デビュー前まであまり注目されなかったFIFTY FIFTYの成功の裏には、彼女たちを支えるために自動車とブランド時計まで売った所属事務所代表の“献身”があった。
最近、本紙『スポーツソウル』の取材に応じた所属事務所ATTRAKTのチョン・ホンジュン代表(60)とマネジメント部門のチェ・スンホ部門長(60)は、「FIFTY FIFTYのフィジカルアルバム(実物アルバム)を発売しなければならないが、資金が足りなくて時計と車を売ったりした」というビハインドストーリーを伝えた。
チョン代表は「フィジカルアルバム発売時、韓国音楽著作権協会に印紙代を前払いしなければならないが資金が足りなかった。迷わず、10年間つけていたロレックスを中古ブランドショップに販売した」と打ち明けた。
印紙代は納付したが、今度はアルバムジャケットの印刷費が足を引っ張った。そのためチョン代表の自動車を売った。それでも金額が足りず、長い間、一緒に歩んできたマネジメント理事の自動車まで売却してしまった。
チョン代表は「幸い、室長が1秒も迷わず自分の車を出してくれた」とし、「そのおかげで予想の発売日より多少遅れたが、フィジカルアルバムを出すことができた」と話した。そして「自分の車を売った理事に最近、希望する車種を選ぶように言った」と笑った。
そんなチョン代表とチェ部門長は、最近どこに行っても「FIFTY FIFTYの成功秘訣は何か」と質問を受ける。

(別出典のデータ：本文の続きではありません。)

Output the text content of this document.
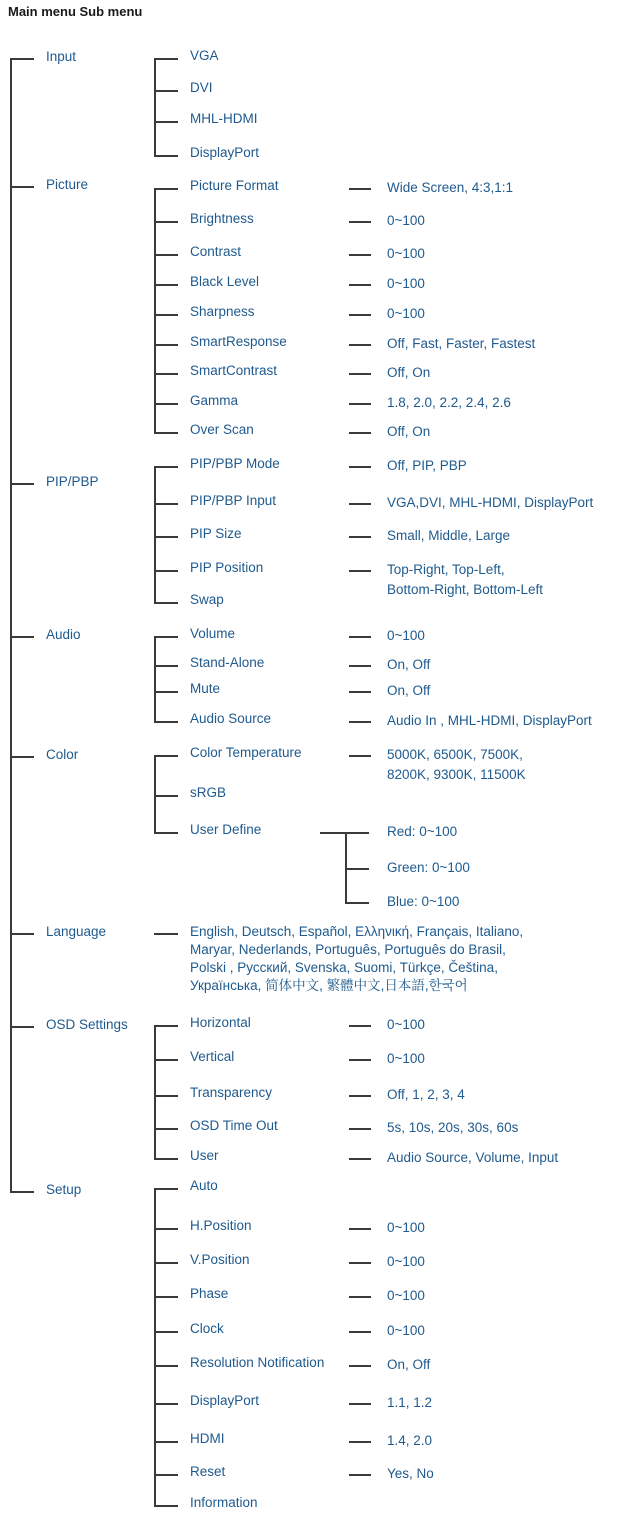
Main menu Sub menu
Input	VGA
DVI
MHL-HDMI
DisplayPort
Picture	Picture Format	Wide Screen, 4:3,1:1
Brightness	0~100
Contrast	0~100
Black Level	0~100
Sharpness	0~100
SmartResponse	Off, Fast, Faster, Fastest
SmartContrast	Off, On
Gamma	1.8, 2.0, 2.2, 2.4, 2.6
Over Scan	Off, On
PIP/PBP
PIP/PBP Mode	Off, PIP, PBP
PIP/PBP Input	VGA,DVI, MHL-HDMI, DisplayPort
PIP Size	Small, Middle, Large
PIP Position	Top-Right, Top-Left,
Bottom-Right, Bottom-Left
Swap
Audio	Volume	0~100
Stand-Alone	On, Off
Mute	On, Off
Audio Source	Audio In , MHL-HDMI, DisplayPort
Color	Color Temperature	5000K, 6500K, 7500K,
8200K, 9300K, 11500K
sRGB
User Define	Red: 0~100
Green: 0~100
Blue: 0~100
Language	English, Deutsch, Español, Ελληνική, Français, Italiano,
Maryar, Nederlands, Português, Português do Brasil,
Polski , Русский, Svenska, Suomi, Türkçe, Čeština,
Українська, 简体中文, 繁體中文,日本語,한국어
OSD Settings	Horizontal	0~100
Vertical	0~100
Transparency	Off, 1, 2, 3, 4
OSD Time Out	5s, 10s, 20s, 30s, 60s
User	Audio Source, Volume, Input
Setup	Auto
H.Position	0~100
V.Position	0~100
Phase	0~100
Clock	0~100
Resolution Notification	On, Off
DisplayPort	1.1, 1.2
HDMI	1.4, 2.0
Reset	Yes, No
Information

それもそのはず、2人とも今年還暦を迎えており、K-POPアイドルとは少し距離が遠い。チョン代表は過去に歌手のチョ・グァンウ、ユン・ミレなどをマネジメントし、当時はラッパーだったBobby Kimを発掘して現在も同じ釜の飯を食べている。チェ部門長はキム・ゴンモが『Wrongful Meeting』を歌った時期(1995年)、彼の全盛期を共にし、アメリカ同胞出身であるSolidのマネジメントを引き受けた。
チョン代表は成功の秘訣を尋ねる人々に、米ビルボード「HOT100」を一日3回ずつ聴くように勧めている。彼は「私は今まで一日も欠かさず“HOT100”を3回ずつ聞きながら、最新ポップの流行傾向を自分のものにしようとしている。最近は3分を超えないイージーリスニング系のポップがトレンドだ。『Cupid』もエンディングをナイフのように終えた」と耳打ちした。
メンバーの実力はもちろん、人間性の教育と英語教育にも力を入れた。チョン代表は「K-POPは伝達力も重要なので基本的な英語教育はもちろん、発音教育を徹底的に進めた」と説明した。
チェ部門長は、「メンバーたちはみんな私たちの娘だ。練習生時代、チョン代表が毎日、人間性および読書の教育をしたが、そのおかげか最近開かれた初めてのショーケースでも比較的緊張せず、しっかりと話をすることができたようだ」と評価した。
誰にも予想できなかった大躍進を遂げているFIFTY FIFTY。そんな彼女たちの成功の裏には、私財を投げ打ってでも支え続けた所属事務所代表らの“献身”がたしかにあった。